Extra-cytoplasmic polypeptides are usually synthesized as ‘preproteins’ carrying amino-terminal, cleavable signal peptides and secreted across membranes by translocases. The main bacterial translocase comprises the SecYEG protein-conducting channel and the peripheral ATPase motor SecA. Most proteins destined for the periplasm and beyond are exported post-translationally by SecA. Preprotein targeting to SecA is thought to involve signal peptides and chaperones like SecB. Here we show that signal peptides have a new role beyond targeting: they are essential allosteric activators of the translocase. On docking on their binding groove on SecA, signal peptides act in trans to drive three successive states: first, ‘triggering’ that drives the translocase to a lower activation energy state; second, ‘trapping’ that engages non-native preprotein mature domains docked with high affinity on the secretion apparatus; and third, ‘secretion’ during which trapped mature domains undergo several turnovers of translocation in segments. A significant contribution by mature domains renders signal peptides less critical in bacterial secretory protein targeting than currently assumed. Rather, it is their function as allosteric activators of the translocase that renders signal peptides essential for protein secretion. A role for signal peptides and targeting sequences as allosteric activators may be universal in protein translocases.

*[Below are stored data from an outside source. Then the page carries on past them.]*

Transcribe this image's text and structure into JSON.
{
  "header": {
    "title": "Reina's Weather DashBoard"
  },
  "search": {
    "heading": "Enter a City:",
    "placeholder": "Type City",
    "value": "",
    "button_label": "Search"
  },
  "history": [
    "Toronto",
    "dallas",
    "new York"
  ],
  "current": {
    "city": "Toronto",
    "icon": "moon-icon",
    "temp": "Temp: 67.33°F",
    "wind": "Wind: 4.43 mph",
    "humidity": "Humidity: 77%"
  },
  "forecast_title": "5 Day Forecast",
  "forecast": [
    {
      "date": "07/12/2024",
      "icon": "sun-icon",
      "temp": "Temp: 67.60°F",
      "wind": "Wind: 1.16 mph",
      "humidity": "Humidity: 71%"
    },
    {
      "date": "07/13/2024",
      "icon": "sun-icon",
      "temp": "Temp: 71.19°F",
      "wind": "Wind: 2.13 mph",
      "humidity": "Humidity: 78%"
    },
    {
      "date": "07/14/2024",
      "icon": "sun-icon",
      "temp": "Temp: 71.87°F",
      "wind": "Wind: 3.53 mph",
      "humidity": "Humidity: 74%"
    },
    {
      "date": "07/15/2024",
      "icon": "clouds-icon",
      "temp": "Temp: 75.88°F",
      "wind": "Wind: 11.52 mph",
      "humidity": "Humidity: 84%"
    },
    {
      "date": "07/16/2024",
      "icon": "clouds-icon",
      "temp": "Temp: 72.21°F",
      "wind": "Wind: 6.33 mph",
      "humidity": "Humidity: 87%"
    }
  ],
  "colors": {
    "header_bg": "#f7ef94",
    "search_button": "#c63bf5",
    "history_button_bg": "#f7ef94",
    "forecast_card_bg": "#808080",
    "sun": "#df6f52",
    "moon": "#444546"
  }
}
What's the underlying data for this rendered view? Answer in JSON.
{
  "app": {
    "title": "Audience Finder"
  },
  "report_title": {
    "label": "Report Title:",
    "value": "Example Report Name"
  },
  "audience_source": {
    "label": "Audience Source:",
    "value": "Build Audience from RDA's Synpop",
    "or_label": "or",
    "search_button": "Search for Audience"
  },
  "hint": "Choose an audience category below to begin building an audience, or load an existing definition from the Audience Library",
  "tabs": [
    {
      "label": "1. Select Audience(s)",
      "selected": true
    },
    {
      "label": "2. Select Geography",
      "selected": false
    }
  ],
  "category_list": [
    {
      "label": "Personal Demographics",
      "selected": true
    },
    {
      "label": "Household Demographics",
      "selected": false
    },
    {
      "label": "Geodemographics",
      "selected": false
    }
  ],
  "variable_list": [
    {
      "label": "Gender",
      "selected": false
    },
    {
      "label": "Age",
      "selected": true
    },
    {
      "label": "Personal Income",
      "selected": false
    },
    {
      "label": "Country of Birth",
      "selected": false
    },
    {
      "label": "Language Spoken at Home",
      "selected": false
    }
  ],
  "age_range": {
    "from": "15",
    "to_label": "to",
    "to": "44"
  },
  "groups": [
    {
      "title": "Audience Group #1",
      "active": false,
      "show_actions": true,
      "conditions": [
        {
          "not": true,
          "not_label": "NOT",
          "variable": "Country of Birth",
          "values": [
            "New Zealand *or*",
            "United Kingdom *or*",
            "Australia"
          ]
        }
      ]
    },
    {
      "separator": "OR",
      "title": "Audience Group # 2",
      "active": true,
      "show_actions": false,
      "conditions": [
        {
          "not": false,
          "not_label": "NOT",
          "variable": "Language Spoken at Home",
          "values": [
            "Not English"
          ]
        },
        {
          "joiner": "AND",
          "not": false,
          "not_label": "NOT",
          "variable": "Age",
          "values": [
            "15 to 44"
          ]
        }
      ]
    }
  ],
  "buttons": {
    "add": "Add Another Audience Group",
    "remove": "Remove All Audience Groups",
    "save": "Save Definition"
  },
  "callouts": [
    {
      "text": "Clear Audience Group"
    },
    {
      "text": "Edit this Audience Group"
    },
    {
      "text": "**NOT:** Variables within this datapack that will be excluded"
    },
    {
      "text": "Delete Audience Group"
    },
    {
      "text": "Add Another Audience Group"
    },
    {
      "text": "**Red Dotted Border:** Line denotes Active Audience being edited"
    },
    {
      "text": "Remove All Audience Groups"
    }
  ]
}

Nature 462, 368 (2009). doi:10.1038/nature08560

Authors: Shiou-Ru Tzeng & Charalampos G. Kalodimos

Allosteric regulation is used as a very efficient mechanism to control protein activity in most biological processes, including signal transduction, metabolism, catalysis and gene regulation. Allosteric proteins can exist in several conformational states with distinct binding or enzymatic activity. Effectors are considered to function in a purely structural manner by selectively stabilizing a specific conformational state, thereby regulating protein activity. Here we show that allosteric proteins can be regulated predominantly by changes in their structural dynamics. We have used NMR spectroscopy and isothermal titration calorimetry to characterize cyclic AMP (cAMP) binding to the catabolite activator protein (CAP), a transcriptional activator that has been a prototype for understanding effector-mediated allosteric control of protein activity. cAMP switches CAP from the ‘off’ state (inactive), which binds DNA weakly and non-specifically, to the ‘on’ state (active), which binds DNA strongly and specifically. In contrast, cAMP binding to a single CAP mutant, CAP-S62F, fails to elicit the active conformation; yet, cAMP binding to CAP-S62F strongly activates the protein for DNA binding. NMR and thermodynamic analyses show that despite the fact that CAP-S62F-cAMP2 adopts the inactive conformation, its strong binding to DNA is driven by a large conformational entropy originating in enhanced protein motions induced by DNA binding. The results provide strong evidence that changes in protein motions may activate allosteric proteins that are otherwise structurally inactive.